The Occupational Safety and Health Administration (OSHA) issued an emergency temporary standard (ETS) in the form of an interim final rule last week. The stated purpose of the ETS is to protect unvaccinated employees of large employers (100 or more employees) from the risk of contracting COVID-19 by encouraging vaccination. Employers with 100 or more employees must develop, implement, and enforce a mandatory COVID-19 vaccination policy, with an exception for employers that instead adopt a policy requiring employees to either get vaccinated or elect to undergo regular COVID-19 testing and wear a face covering at work in lieu of vaccination.

White House Unveils Framework for Build Back Better Deal

On October 28th President Biden released a framework that is intended to bring the various factions within the Democrat party together to pass the Build Back Better bill, also known as the “human infrastructure” or “budget reconciliation” bill, in both the House and Senate. The framework would spend $1.75 billion, (see link above for details), with offsets to pay for the bill, largely tax increases on millionaires and corporations.

Agriculture Provisions in Build Back Better Framework

The details, and legislative language, for the agriculture title of Build Back Better framework have been released. Senator Stabenow (D-MI) has also released a summary of the provisions. The bill includes over $90 billion for climate smart agriculture, forestry, rural development, research, child nutrition and debt relief. The provisions could be changed as Democrats still negotiate, but I suspect the agriculture provisions are close to final in this release.

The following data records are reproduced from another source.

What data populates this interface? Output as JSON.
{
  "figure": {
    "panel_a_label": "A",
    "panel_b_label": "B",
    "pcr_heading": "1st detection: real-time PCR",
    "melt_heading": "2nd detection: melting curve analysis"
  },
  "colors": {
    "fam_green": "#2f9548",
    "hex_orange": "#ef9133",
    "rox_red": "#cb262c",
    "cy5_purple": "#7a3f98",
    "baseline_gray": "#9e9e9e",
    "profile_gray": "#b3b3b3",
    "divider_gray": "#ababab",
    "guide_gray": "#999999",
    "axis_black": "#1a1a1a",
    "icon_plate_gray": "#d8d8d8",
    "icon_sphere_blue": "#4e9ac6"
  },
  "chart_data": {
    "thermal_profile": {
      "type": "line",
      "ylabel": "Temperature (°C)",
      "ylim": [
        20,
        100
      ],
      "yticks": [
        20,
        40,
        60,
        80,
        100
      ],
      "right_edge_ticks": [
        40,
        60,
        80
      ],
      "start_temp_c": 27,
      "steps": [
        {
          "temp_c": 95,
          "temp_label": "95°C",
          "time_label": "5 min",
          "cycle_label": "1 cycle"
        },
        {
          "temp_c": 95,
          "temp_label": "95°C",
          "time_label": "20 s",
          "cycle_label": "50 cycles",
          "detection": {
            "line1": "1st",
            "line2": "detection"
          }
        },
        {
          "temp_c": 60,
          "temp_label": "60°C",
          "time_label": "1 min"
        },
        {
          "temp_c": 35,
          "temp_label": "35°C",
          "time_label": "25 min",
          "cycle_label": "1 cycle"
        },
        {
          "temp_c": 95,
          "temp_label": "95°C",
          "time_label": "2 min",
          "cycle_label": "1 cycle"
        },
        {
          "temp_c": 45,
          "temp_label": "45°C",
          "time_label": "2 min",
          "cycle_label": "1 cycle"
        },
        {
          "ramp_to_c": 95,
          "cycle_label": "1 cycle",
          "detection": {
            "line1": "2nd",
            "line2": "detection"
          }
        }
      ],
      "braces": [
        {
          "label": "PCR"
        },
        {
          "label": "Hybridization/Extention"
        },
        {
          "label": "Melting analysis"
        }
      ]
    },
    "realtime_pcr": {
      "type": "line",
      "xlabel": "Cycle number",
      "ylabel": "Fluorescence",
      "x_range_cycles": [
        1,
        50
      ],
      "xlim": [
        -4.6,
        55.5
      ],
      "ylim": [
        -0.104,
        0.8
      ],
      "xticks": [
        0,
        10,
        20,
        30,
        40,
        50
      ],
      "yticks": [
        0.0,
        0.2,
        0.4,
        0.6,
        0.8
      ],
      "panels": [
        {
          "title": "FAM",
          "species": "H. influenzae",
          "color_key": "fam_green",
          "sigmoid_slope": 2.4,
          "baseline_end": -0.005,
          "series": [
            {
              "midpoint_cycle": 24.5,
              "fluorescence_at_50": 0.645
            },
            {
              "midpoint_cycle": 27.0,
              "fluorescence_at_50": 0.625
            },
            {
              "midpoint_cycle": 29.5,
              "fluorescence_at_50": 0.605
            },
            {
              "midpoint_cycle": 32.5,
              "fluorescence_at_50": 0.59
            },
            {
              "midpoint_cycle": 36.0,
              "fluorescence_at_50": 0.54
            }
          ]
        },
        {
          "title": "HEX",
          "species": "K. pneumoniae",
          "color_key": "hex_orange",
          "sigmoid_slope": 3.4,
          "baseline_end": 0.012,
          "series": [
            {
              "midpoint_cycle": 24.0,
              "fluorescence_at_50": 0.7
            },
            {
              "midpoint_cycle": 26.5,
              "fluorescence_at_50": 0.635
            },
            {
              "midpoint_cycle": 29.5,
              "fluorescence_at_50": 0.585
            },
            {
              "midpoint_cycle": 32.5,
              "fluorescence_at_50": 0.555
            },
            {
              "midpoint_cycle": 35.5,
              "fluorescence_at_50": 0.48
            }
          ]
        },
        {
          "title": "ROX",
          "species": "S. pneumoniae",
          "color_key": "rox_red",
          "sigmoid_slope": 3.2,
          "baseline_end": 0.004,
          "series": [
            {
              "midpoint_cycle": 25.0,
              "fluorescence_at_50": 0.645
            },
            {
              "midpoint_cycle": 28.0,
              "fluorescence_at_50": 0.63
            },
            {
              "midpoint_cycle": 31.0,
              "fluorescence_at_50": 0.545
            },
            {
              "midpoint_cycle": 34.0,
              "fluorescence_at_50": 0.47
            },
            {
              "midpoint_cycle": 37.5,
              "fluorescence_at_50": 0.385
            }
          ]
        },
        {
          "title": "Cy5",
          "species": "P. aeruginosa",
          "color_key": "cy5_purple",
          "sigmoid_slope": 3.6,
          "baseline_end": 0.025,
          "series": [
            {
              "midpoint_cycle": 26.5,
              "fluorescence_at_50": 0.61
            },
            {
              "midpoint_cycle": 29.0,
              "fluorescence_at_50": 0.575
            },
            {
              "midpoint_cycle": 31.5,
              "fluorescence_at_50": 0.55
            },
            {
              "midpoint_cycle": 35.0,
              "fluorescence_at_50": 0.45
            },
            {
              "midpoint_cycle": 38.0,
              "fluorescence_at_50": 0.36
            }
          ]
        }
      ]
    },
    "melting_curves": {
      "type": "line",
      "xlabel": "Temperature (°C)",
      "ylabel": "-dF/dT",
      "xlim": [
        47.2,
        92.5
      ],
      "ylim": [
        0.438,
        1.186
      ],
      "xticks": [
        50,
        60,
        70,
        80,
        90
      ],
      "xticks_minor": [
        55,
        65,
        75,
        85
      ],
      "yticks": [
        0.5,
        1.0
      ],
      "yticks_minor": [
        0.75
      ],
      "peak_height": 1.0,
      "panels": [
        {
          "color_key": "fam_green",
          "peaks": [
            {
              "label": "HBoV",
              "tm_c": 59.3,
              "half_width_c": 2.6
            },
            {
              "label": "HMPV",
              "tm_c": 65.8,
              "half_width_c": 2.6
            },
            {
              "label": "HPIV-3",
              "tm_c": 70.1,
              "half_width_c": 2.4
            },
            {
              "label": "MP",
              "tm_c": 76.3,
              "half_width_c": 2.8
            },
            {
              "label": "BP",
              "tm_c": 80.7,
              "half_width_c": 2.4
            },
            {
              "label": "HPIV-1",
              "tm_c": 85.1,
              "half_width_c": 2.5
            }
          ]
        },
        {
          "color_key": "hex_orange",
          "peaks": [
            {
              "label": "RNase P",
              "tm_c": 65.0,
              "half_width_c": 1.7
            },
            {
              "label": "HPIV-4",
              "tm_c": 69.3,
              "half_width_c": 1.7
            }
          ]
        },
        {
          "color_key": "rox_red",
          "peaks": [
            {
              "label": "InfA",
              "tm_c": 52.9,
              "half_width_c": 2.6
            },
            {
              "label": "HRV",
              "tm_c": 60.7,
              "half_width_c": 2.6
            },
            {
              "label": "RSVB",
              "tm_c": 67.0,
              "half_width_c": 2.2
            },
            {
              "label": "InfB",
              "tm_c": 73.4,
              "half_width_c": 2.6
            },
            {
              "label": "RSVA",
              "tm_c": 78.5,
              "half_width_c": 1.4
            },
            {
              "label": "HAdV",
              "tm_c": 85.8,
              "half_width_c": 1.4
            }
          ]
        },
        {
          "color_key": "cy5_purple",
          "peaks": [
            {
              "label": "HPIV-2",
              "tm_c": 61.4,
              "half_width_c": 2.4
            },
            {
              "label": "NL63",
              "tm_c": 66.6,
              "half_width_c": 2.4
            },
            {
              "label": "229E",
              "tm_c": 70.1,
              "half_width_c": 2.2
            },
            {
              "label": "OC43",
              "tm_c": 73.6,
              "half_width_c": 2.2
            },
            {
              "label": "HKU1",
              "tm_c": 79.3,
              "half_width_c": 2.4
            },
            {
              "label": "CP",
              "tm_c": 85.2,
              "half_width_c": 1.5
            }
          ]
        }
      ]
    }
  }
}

Only one provision in the entire agriculture section touches on crop insurance and it does so in a peripheral way. No provisions impact the commodity title. In the bill, the conservation subtitle provides the Secretary of Agriculture the authority to make $25 per acre payments for crop years 2022 though 2026 to producers who establish a cover crop practice. The payments are limited per producer to no more than 1,000 acres. It also provides authority to the Secretary to make $5 per acre payments for crop years 2022 through 2026 to landowners who establish a cover crop practice with the same limit at 1,000 acres. A producer/ landowner cannot collect both payments, so the $5 payment is targeted to landowners who rent their land.

The crop insurance related provision provides for a prevented plant payment to a producer if the producer adopts a cover crop practice and purchases insurance and is unable to plant the insured crop because of management decisions with the cover crop. This payment is not made by the private insurance companies, but by USDA. The provision is a kind of backstop to hold the farmer and the insurers harmless if a significant increase in cover crop acres results from the $25 per acre payments and leads to unanticipated problems.